We now know that the edge half of the plates has a stronger shadow deficit than the center half. This falsifies Villarroel's finding.
Hypothetical example, with numbers instead of algebra:
Assume 106,339 data points. 349 points are found in Earth's shadow, but we expected 564 points. We have a deficit of 215 points. We can then split our sample in 65850 sources that are uniformly randomly distributed, and 40489 sources that are uniform everywhere but never in shadow.
What happens when we cut the edges off? If the edges are mostly plate artifacts, which are shadow agnostic, we may be left with, say, 10% of the 65850=6585. The shadow avoiders are supposed to not favor edges, so we're keeping 16/36 of 40489=17995, we have a total of 24580 transients, with 35 in the shadow. 35/24580=0.14% versus 0.53%, that's a 73% deficit. The hypothetical deficit has doubled! Yet the real deficit did not.
Instead, we saw a 30% deficit.

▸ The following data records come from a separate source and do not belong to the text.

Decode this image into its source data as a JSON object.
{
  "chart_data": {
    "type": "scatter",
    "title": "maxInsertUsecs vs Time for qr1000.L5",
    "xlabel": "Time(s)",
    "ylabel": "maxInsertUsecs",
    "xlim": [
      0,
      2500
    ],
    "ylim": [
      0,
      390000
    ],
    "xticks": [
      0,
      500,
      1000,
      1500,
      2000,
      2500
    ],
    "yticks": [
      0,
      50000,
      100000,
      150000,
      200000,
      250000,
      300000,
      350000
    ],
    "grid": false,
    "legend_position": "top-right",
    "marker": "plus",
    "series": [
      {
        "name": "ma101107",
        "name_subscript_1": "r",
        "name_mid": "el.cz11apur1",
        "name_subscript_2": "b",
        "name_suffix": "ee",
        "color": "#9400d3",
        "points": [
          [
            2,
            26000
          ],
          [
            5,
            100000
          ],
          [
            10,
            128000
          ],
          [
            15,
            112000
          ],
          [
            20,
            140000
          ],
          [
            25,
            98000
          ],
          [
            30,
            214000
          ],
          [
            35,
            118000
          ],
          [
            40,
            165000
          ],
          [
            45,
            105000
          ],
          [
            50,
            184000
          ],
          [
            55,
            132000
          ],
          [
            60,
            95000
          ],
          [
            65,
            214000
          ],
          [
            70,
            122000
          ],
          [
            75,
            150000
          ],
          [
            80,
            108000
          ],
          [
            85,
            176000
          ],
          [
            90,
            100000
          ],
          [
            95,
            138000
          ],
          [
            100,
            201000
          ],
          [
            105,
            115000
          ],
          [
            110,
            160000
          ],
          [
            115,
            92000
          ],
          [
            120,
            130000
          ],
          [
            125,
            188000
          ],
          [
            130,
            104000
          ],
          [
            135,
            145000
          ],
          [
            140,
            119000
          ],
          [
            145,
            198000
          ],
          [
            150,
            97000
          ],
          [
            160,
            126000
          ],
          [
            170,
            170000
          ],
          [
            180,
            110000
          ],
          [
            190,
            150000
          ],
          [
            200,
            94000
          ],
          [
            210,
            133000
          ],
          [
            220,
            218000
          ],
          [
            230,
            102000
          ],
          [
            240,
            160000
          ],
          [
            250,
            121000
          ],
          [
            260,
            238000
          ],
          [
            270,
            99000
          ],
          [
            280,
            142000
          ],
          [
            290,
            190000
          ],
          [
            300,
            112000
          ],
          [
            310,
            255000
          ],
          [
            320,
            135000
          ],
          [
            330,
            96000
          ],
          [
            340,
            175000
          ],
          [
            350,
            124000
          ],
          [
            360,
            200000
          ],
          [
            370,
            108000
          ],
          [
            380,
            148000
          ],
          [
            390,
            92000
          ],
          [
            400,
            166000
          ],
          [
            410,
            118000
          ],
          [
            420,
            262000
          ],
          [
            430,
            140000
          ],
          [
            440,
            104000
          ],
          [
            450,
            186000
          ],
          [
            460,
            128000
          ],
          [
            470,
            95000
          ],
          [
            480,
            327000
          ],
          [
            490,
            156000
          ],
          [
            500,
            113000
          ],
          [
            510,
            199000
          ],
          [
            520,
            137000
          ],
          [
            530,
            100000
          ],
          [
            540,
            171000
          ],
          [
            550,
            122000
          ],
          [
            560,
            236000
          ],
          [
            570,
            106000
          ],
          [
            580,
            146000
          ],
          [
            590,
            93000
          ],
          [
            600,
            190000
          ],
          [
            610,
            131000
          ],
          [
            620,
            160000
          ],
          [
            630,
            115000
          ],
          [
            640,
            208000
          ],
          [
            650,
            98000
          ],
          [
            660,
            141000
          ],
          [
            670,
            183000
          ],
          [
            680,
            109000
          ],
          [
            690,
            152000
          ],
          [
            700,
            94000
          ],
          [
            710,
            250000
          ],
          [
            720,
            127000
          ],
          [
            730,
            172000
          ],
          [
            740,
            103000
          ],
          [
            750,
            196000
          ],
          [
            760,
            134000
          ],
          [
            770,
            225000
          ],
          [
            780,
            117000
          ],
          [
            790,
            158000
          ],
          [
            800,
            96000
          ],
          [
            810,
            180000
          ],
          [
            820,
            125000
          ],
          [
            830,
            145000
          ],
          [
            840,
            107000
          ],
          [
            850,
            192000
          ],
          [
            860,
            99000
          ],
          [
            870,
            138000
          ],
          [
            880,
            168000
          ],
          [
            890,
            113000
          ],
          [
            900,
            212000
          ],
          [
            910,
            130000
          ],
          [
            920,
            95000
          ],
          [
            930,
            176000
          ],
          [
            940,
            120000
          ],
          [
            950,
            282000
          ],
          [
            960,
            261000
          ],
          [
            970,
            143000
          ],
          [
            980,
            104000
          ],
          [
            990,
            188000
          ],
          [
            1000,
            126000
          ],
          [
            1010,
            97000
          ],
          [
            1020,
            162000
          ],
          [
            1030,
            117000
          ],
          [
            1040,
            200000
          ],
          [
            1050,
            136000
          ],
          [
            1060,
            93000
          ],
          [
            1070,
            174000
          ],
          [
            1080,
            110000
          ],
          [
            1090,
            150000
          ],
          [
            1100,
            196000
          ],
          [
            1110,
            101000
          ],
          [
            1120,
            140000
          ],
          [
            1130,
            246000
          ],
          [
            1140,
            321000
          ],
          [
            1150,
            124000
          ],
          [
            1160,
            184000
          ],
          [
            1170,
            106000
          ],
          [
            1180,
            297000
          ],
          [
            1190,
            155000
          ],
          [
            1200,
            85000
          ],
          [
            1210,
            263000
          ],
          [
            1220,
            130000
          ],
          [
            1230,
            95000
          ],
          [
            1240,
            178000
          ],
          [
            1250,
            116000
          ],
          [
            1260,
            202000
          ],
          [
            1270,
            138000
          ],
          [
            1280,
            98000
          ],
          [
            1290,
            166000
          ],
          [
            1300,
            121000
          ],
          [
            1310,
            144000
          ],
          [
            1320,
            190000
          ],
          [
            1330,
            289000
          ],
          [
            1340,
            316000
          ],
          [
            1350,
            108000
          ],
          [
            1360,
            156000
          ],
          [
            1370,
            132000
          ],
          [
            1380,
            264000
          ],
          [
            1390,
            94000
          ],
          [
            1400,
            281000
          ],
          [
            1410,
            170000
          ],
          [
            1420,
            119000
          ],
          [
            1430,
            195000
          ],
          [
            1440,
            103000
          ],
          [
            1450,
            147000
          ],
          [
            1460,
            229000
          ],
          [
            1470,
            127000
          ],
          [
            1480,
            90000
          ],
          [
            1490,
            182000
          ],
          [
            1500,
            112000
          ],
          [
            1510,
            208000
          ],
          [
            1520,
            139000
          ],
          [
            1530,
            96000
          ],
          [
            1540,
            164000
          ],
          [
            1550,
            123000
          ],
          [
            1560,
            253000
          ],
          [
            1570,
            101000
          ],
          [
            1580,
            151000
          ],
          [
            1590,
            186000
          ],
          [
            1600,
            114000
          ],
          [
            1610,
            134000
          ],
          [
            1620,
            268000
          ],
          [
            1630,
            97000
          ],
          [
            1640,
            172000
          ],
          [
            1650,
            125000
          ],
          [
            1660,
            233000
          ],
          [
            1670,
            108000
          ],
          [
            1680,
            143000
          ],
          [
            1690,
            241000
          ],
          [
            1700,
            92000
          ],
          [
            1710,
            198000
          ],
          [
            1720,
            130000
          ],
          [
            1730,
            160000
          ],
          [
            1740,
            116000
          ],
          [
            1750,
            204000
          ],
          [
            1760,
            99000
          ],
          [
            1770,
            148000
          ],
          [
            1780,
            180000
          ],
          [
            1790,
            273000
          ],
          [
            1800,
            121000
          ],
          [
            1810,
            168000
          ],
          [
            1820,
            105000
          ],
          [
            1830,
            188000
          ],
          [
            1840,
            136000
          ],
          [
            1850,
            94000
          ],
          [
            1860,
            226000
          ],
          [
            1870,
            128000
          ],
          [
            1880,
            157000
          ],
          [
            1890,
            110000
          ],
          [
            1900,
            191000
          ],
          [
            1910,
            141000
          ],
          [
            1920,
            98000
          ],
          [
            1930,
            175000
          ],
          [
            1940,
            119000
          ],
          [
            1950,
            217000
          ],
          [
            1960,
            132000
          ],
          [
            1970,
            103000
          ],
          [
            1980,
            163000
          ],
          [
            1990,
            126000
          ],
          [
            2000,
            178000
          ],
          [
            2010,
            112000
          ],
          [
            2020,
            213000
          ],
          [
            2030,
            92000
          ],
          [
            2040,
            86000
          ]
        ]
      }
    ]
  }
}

We'd expect 0.53% of the 24580 samples (130) to be in shadow if there was no shadow effect. With a 30% deficit, we actually found 91. That means our sample is now split in 17170 uniformly distributed sources and 7410 shadow avoiders. The edge cut eliminated 48680 of 65850 uniformly distributed sources, and 33079 of 40489 shadow avoiders.
This means we have 33078 shadow avoiders in the edges, and 7410 shadow avoiders in the centers of the plates, although these areas are roughly equal. And that should not happen. (The only way to get this to work out is to assume that there are more defects near the centers of the plates, and that's clearly not the case.)
This is only possible if the data that Villarroel expects to be uniformly distributed is in fact not uniformly distributed. Her null hypothesis is wrong.
If we can replicate her data, we can hopefully show why that is.
And we won't be doing it by trying "random patterns". As with flight 1168, we'll try to show exactly what data causes the effect.